Failure to Provide Appropriate Dialysis Care
Summary
The facility failed to provide appropriate dialysis care for a resident who required such services, resulting in a critical incident. The resident, who had a complex medical history including chronic respiratory failure, morbid obesity, congestive heart failure, and end-stage renal disease, refused dialysis treatment and was not adequately monitored for fluid volume overload. Despite the resident's refusal to go to the hospital as ordered by the nephrologist, the facility staff did not notify the nephrologist of the refusal or the abnormal chest X-ray results, which showed signs of fluid overload. The resident complained of shortness of breath and requested to go to the hospital, but the facility staff only provided education on breathing techniques and did not perform a thorough assessment or take further vital signs. The resident was found unresponsive later that day and expired in the facility. Interviews with staff revealed a lack of communication and follow-up on the resident's condition, with several staff members unaware of the resident's complaints or the significance of the missed dialysis treatments. The facility's policies on refusal of treatment and notification of change were not followed, as the attending physician and nephrologist were not properly informed of the resident's condition and refusal of care. The facility also failed to ensure timely completion and review of the STAT chest X-ray, which was not performed within the expected timeframe, and the results were not communicated to the physician in a timely manner. This series of inactions and communication failures contributed to the resident's deterioration and eventual death.
Removal Plan
- All current dialysis residents were assessed for potential fluid overload, intervention in place as appropriate.
- Licensed nurses were educated by the Director of Nursing on the need to assess and implement interventions related to fluid volume overload when residents miss dialysis treatments.
- Dialysis assessment orders were updated per their physician. Their assessment order reads: Monitor for signs and symptoms of fluid volume overload, edema, bloating, headache, weight gain, shortness of breath, elevated blood pressure, JVD, lung sounds with crackles or wheezing, abdominal distention, or tachycardia. This assessment will be completed every shift and PRN.
- Licensed nurses were educated by the Director of Nursing on the importance of notifying the Attending physician and if unable to reach him/her notifying the resident's Nephrologist.
- Licensed nurses were educated by the Director of Nursing if STAT radiology orders are not able to be completed within the recommended timeframe the provider will be notified for additional instructions.
- Licensed Nurses will not work until they have been educated.

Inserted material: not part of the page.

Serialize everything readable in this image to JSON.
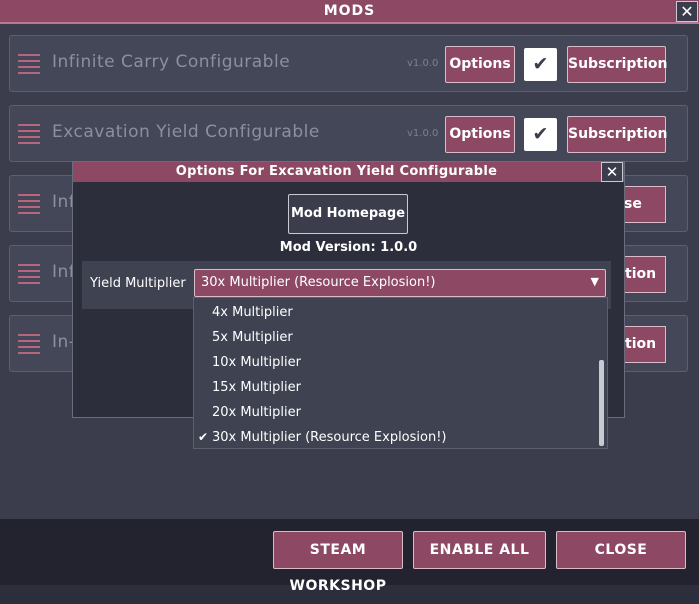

- Radiology company (All-Stat) has been notified of the expectation of timely notification of abnormal radiology results.
- Licensed nurses were educated to review their electronic health records to check and communicate the results of the radiology report.
- An additional email notification system has been implemented with the radiology company. This ensures all nursing managers receive results as they are uploaded into the electronic health record.
- All nursing managers were educated on the additional notification system.
- The Director of Nursing will audit all residents who refused dialysis to ensure they have been assessed, appropriate interventions are implemented, and that the physician was made aware.
- The Director of Nursing will complete audits to ensure any STAT radiology orders were completed within the recommended timeframe, and if the physician was notified.